Erika-con-ka tiene un piercing en la nariz y sabes que es una tía abierta, con la que se puede hablar. Susy tiene un tatuaje debajo del ombligo, que converge justo ahí. También en su caso sabes con quién estás. Es una especie de flecha indicadora de una tía que te quiere parar los pies. Total: creo que tengo que hacerme más evidente, así los demás me verán mejor. Estoy cansado de ser anónimo.
Beatrice no necesita hacer nada de eso, tiene el pelo rojo y los ojos verdes. Con eso le sobra y basta para contar cuánto sabe amar y lo pura que es: roja como la estrella más luminosa, inmaculada como la arena más hawaiana que pueda haber.
Al volver al insti todos me toman el pelo y me llaman C-3PO, el robot dorado de
La Guerra de las Galaxias.
Sigo llevando el brazo en cabestrillo, aunque dentro de pocos días por fin me quitarán la escayola. Todo indica que le he quitado el último puesto de la clase a Giacomo, pues parece que soy más gafe que él. A cambio, sin embargo, todos me firman el brazo escayolado.
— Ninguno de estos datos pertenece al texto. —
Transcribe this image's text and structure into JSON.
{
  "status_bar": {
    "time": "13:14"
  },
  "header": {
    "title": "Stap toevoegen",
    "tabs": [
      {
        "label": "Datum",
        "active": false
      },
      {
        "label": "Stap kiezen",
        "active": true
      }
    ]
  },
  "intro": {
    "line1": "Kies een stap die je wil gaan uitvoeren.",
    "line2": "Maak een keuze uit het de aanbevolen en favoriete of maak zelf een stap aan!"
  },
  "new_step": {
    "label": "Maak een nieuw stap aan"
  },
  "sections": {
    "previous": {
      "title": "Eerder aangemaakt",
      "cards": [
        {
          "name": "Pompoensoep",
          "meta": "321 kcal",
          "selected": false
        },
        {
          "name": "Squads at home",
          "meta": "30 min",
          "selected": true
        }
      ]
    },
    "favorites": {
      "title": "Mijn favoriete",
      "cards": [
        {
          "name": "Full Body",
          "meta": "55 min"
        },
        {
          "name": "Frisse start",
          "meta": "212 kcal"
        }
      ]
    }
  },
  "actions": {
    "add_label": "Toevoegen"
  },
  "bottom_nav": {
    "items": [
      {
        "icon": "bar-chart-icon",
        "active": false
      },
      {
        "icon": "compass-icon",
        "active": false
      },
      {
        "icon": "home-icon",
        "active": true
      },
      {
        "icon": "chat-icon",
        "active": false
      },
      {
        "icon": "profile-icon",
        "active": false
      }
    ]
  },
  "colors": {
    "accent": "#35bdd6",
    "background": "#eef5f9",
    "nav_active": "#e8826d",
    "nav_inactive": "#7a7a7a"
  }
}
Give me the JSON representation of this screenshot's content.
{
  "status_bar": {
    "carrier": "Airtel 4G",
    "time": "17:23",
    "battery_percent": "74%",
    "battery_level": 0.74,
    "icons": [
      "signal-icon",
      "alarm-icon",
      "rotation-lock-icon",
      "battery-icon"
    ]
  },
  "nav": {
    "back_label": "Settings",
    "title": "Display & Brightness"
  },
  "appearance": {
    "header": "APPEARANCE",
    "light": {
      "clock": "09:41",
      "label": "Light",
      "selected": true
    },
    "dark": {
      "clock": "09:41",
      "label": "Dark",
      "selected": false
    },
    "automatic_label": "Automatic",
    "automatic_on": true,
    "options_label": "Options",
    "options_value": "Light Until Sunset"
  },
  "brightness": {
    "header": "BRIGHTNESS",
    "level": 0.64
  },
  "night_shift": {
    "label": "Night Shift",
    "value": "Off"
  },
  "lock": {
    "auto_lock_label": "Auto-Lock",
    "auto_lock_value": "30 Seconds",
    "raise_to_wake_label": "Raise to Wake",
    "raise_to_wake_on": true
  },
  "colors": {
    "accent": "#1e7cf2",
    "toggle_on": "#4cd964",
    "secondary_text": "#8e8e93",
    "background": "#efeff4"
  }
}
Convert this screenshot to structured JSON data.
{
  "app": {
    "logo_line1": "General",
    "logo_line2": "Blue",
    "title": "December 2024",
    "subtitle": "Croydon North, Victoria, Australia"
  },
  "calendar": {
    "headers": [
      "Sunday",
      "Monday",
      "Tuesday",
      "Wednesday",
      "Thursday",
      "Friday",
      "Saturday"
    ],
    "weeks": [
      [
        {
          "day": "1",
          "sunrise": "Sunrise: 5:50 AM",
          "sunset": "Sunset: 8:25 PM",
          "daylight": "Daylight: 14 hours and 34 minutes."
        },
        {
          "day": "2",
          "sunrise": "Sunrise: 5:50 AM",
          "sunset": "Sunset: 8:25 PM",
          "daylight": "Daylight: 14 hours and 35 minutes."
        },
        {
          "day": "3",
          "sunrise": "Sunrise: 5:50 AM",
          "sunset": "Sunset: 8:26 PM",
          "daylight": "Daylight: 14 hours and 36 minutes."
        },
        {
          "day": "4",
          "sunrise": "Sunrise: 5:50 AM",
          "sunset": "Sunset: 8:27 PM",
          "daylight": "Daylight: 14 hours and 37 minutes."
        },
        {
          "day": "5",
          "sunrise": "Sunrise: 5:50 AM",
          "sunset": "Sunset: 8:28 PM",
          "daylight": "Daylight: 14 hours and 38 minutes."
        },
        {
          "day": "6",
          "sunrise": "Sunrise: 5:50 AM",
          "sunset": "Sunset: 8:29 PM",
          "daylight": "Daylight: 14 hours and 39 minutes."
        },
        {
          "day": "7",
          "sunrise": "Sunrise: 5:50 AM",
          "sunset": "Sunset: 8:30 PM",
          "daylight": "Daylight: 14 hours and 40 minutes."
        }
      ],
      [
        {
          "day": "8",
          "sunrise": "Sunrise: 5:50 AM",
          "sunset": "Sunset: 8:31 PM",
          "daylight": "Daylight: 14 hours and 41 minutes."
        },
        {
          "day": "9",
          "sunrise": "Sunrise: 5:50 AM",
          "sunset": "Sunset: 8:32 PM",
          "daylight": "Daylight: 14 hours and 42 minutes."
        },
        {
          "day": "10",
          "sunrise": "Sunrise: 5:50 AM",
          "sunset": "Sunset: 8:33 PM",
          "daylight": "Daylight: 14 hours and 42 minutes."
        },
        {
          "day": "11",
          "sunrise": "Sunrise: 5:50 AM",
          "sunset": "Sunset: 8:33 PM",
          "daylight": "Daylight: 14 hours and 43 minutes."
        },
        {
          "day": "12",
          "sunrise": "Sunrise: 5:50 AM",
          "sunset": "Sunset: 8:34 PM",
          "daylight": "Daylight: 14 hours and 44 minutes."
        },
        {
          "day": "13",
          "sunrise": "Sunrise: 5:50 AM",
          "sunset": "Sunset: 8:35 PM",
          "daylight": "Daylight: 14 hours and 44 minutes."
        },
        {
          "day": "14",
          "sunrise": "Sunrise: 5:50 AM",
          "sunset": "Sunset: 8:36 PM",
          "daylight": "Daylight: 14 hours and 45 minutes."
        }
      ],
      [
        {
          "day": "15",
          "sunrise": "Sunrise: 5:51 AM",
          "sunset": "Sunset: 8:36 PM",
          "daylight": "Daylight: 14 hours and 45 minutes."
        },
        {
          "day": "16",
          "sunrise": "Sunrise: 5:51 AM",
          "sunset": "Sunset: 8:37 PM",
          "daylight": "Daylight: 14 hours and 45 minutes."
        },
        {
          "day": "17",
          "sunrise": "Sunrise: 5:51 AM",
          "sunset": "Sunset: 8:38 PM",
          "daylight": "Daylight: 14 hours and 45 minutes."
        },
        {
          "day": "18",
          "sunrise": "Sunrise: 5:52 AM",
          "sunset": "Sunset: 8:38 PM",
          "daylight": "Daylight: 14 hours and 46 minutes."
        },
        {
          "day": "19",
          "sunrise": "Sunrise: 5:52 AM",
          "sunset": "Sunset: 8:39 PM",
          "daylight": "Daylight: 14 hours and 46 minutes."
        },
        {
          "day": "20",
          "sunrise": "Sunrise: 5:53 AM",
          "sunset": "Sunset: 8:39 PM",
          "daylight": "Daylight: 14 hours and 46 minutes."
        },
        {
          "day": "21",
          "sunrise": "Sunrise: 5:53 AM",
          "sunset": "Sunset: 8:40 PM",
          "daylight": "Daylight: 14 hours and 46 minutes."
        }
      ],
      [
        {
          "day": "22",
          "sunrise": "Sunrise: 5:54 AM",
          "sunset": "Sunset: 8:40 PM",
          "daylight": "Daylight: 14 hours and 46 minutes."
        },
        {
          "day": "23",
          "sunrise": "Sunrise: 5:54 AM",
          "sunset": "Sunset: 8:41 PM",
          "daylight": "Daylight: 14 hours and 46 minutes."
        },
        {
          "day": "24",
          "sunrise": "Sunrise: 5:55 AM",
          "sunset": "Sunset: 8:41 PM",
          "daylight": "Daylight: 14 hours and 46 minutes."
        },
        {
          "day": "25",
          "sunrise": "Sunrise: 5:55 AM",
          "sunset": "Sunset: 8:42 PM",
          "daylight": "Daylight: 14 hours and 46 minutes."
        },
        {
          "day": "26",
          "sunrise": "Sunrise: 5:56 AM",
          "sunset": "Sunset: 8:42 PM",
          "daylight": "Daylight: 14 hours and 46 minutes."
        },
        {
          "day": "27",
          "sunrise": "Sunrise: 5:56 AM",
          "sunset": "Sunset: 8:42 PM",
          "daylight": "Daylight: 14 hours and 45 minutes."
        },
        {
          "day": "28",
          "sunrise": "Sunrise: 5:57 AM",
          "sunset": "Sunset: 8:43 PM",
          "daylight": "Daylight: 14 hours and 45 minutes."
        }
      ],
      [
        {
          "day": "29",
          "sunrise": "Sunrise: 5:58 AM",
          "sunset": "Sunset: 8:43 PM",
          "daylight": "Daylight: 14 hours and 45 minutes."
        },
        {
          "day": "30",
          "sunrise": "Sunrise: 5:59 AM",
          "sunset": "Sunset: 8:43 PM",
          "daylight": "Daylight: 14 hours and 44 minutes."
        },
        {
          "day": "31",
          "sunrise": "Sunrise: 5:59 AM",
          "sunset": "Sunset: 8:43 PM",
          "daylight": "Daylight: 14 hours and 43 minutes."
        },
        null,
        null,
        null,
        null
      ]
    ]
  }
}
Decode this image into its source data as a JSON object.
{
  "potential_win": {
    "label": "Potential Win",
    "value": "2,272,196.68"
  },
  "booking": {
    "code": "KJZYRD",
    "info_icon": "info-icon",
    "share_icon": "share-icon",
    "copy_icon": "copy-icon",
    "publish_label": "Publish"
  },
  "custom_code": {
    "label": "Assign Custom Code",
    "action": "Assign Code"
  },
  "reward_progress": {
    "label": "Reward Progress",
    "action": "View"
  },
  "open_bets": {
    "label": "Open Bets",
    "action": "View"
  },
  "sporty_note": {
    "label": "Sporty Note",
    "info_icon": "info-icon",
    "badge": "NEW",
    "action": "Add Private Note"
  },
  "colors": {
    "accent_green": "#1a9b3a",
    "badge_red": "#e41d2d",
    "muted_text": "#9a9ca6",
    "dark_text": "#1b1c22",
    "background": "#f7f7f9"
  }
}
Tengo todo el brazo firmado por mis compañeros y por mis amigos. Tengo el brazo de todos los colores. Mi brazo es famoso. Mi brazo me quiere, porque llevo en él a todos los que me quieren. «¡Los Piratas están esperando a su capitán! Niko», «Tu reencarnación será un monumento a la mala pata... Erika», «¡Mejor que te haya pasado a ti que a mí! Giak», «¡Incluso así estás guapo! Silvia». Solo falta una firma. La de Beatrice. Pero no la necesito, porque la firma de Beatrice la llevo en el corazón.
Hay firmas y firmas. Si te compras un Fred Perry, unos Dockers, unas Nike... pues son firmas que llevas en las cosas y antes o después las cambias, las tiras, las pierdes... Ya, te hacen sentir alguien, te hacen sentir importante, pero son pasajeras. Hay otras firmas. Las que llevas en el corazón. Esas firmas te dicen quién eres en verdad y por quién estás realmente. En el corazón llevo tatuada la firma de Beatrice. Ella es mi sueño y yo existo por ella.
Sin embargo, no viene al instituto: nuevo ciclo de quimio. Como siga así, acabará perdiendo el curso.
Cuando regreso a casa, en mi mesa hay una carta arrugada. En un post-it de mamá leo: «Se había quedado en el fondo de la bolsa del hospital». ¡La carta a Beatrice! ¿Cómo he podido olvidármela? Tengo que llevarle la carta, aunque sea lo último que haga, pues «lo que te define es lo que haces, no lo que eres». Batman siempre tiene razón.
Finalmente, forzado por el paso inexorable de los días, estoy sentado delante de los libros. He decidido recuperar el estudio atrasado. En realidad, enfrente de mí está Silvia, porque solo no lo conseguiría nunca. A estas alturas ya nos encontramos en la fase suspense del cuatrimestre, entre exámenes y trabajos. Y yo llevo mogollón de retraso.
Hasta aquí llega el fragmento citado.